A spokesman for the Mayor’s Office of Criminal Justice denied that the city has no interest in adopting reforms, saying its efforts are documented in the lawsuit itself.
“This suit quotes extensively from a report commissioned by the city – precisely so that we can identify fixes – which should show that we are serious about improving the system,” spokesman Patrick Gallahue said in an email.
Gallahue noted that the city is also investing $500,000 a year to hire 50 “bail expediters,” a move that is expected to keep around 2,000 people from being booked into jail every year.
New York City is also developing an online bail-payment system, Gallahue confirmed, saying they plan to have ATMs in every courthouse by late 2017.
“New York City has taken a clear-eyed look at the bail system and has launched a number of efforts to ensure that not only are fewer people held on bail, but that for those who receive bail, payment is easier than it has ever been and that defendants can be released as expeditiously as possible,” Gallahue said.
Against these claims, the class calls New York City’s bail system “hopelessly broken.” A New York City councilman even likened it to “the DMV on steroids” in a 2015 interview with Vice News, according to the complaint.
“The bail process in New York City is like if Kafka wrote a novel on criminal justice,” City Councilman Rory Lancman said, according to the complaint. “You don’t know where to go, you don’t know what to do, and you don’t know when your loved one is even getting out.”
Vice called it “probably easier to buy a gun online than free a loved one from jail.”
Pointing to the Center for Court Innovation’s 2015 expose, the class quotes investigators as recommending “that DOC address its woefully inadequate staffing of the bail process and use the opportunity of reductions in jail population to ‘reallocate DOC staff in order to adequately staff the bail payment process.’
“On information and belief,” the complaint continues, “this recommendation was ignored.”
The DOC likewise ignored a recommendation that defendants should be afforded the chance to post bail immediately before or during the intake process.

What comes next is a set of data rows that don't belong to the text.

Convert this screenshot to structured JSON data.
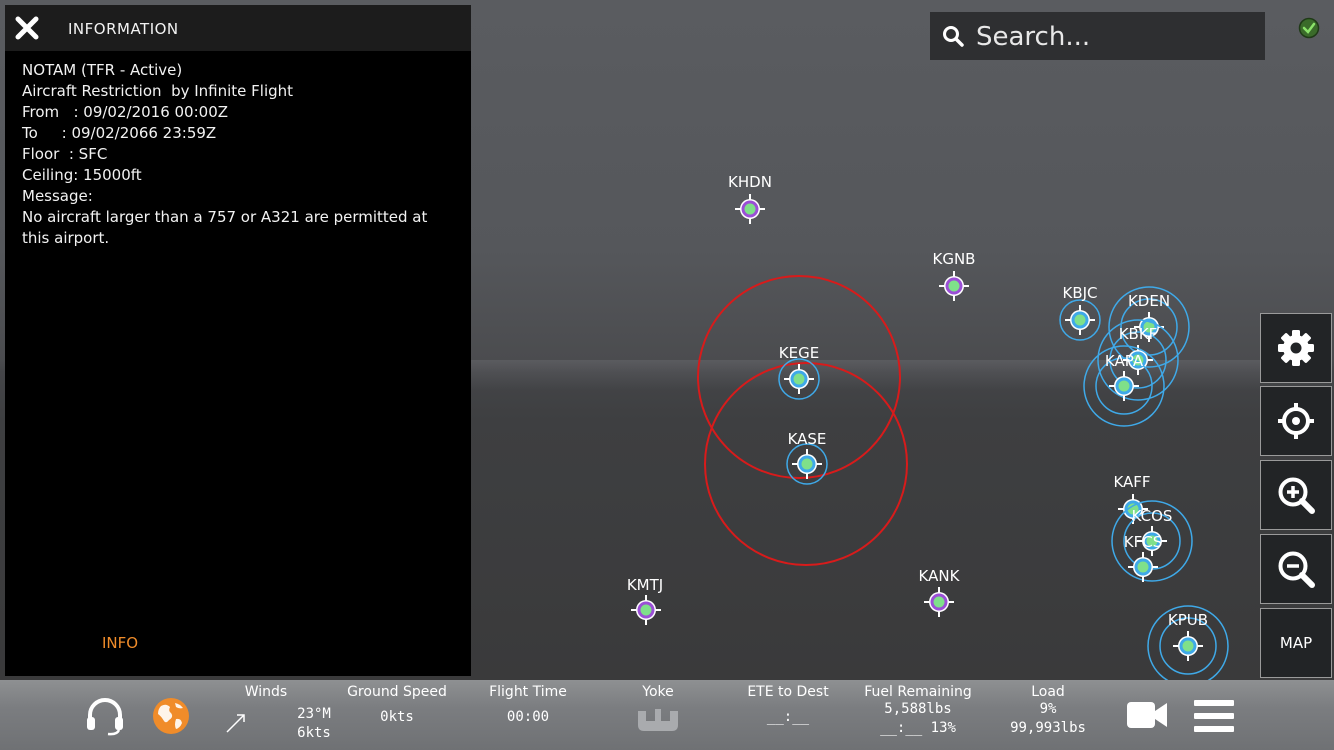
{
  "info_panel": {
    "title": "INFORMATION",
    "lines": [
      "NOTAM (TFR - Active)",
      "Aircraft Restriction  by Infinite Flight",
      "From   : 09/02/2016 00:00Z",
      "To     : 09/02/2066 23:59Z",
      "Floor  : SFC",
      "Ceiling: 15000ft",
      "Message:",
      "No aircraft larger than a 757 or A321 are permitted at this airport."
    ],
    "tab_label": "INFO"
  },
  "search": {
    "placeholder": "Search..."
  },
  "airports": [
    {
      "code": "KHDN",
      "kind": "small"
    },
    {
      "code": "KGNB",
      "kind": "small"
    },
    {
      "code": "KEGE",
      "kind": "atc"
    },
    {
      "code": "KASE",
      "kind": "atc"
    },
    {
      "code": "KBJC",
      "kind": "atc"
    },
    {
      "code": "KDEN",
      "kind": "atc"
    },
    {
      "code": "KBKF",
      "kind": "atc"
    },
    {
      "code": "KAPA",
      "kind": "atc"
    },
    {
      "code": "KAFF",
      "kind": "atc"
    },
    {
      "code": "KCOS",
      "kind": "atc"
    },
    {
      "code": "KFCS",
      "kind": "atc"
    },
    {
      "code": "KMTJ",
      "kind": "small"
    },
    {
      "code": "KANK",
      "kind": "small"
    },
    {
      "code": "KPUB",
      "kind": "atc"
    }
  ],
  "right_buttons": {
    "map_label": "MAP"
  },
  "stats": {
    "winds_label": "Winds",
    "winds_dir": "23°M",
    "winds_speed": "6kts",
    "ground_speed_label": "Ground Speed",
    "ground_speed": "0kts",
    "flight_time_label": "Flight Time",
    "flight_time": "00:00",
    "yoke_label": "Yoke",
    "ete_label": "ETE to Dest",
    "ete": "__:__",
    "fuel_label": "Fuel Remaining",
    "fuel_lbs": "5,588lbs",
    "fuel_time": "__:__ 13%",
    "load_label": "Load",
    "load_pct": "9%",
    "load_lbs": "99,993lbs"
  },
  "colors": {
    "accent_orange": "#f08c2a",
    "tfr_red": "#d81b1b",
    "atc_blue": "#3fa9e8",
    "airport_green": "#7fe08a",
    "small_airport_purple": "#9b4fd6"
  },
  "icons": [
    "close-icon",
    "search-icon",
    "online-check-icon",
    "gear-icon",
    "crosshair-icon",
    "zoom-in-icon",
    "zoom-out-icon",
    "headset-icon",
    "globe-icon",
    "wind-arrow-icon",
    "yoke-icon",
    "camera-icon",
    "menu-icon"
  ]
}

Further compounding these failures, as found by the audit, is the DOC’s on fax machines and an antiquated paper-records system.
“Stakeholders unanimously believed that DOC’s paper-based system makes every step of the process longer and more difficult,” the report found.
Detainees say the DOC has nevertheless ignored advice to go digital.
Citing a statistic from 2014, the complaint says nearly half of the 12,880 defendants whose family or friends had the means to post bail early in the life of their criminal case were unable to do so immediately after arraignment, prior to the defendant’s removal from court and transport to a detention facility.
Once transported a detention facility, processing can last between 12 and 22 hours or longer according to the complaint.
“This process consists of invasive and frequently demeaning medical screening, strip searches, and other jail intake procedures” the complaint continues.
Each of the three lead plaintiffs says he was detained for many hours or days beyond the three-to-five hour threshold, without any legitimate governmental necessity.
The class is represented by Matthew Brinckerhoff of New York City firm Emery Celli Brinckerhoff & Abady.